Hauerwas is keen to stress that most of The Work of Theology was written before Healy’s book, yet both it and his second 2015 title, The Holy Spirit (Nashville, TN: Abingdon), seem to be chiefly addressing persistent concerns raised by the likes of Healy, Webster and Biggar. One senses frustration when Hauerwas writes, ‘I cannot help but wonder who Healy was reading when he characterized what I have been about as insufficiently theological’ (TWoT, p. 272). It is unlikely that Healy will be wholly convinced by Hauerwas’s response given that a conflation of the three logics results from his ecclesism. Aghast at the thought of becoming Schleiermacher whilst fighting him, and of having moved too far from system to story, there is a Trinitarian turn as Hauerwas corrects a not unreasonable if unintended reading of his work. Hauerwas is at the stage of his career that he can see first-hand the bother Barth saw with ‘Barthians’. For Hauerwas, as for Obama, 2015 appears to be the legacy year. One only holds the most influential of roles, officially or unofficially, for a term; thereafter one’s critics get to reinterpret one’s work.

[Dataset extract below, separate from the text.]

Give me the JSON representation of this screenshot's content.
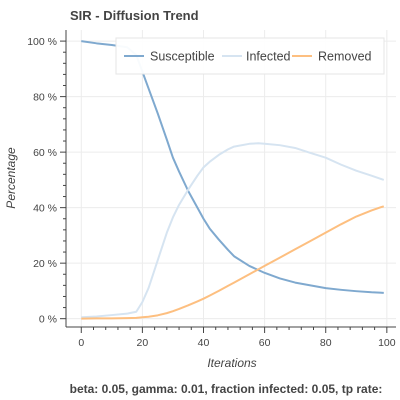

Healy lands some punches in his insistence that Hauerwas has failed to ‘lay out the doctrinal warrants and implications of his argument systematically’ (p. 40). Yet, as N. T. Wright is said to have wryly remarked, the problem with theology is that if you don’t say everything all of the time, they’ll have you down as a heretic. It is by the church’s prayer and practice—including in the way their ‘parts fit together’ (TWoT, p. 270)—rather than its system of logic, that he urges the church to ‘make clear to the world, a world shaped by the presupposition of the secular state, that what we believe is not “mere belief”’ (The State of the University [Oxford: Blackwell, 2007], p. 186, quoting Talal Asad). The systematisation Healy asks for would straightjacket Hauerwas, and he needs his hands free for praying and for fighting the good fight.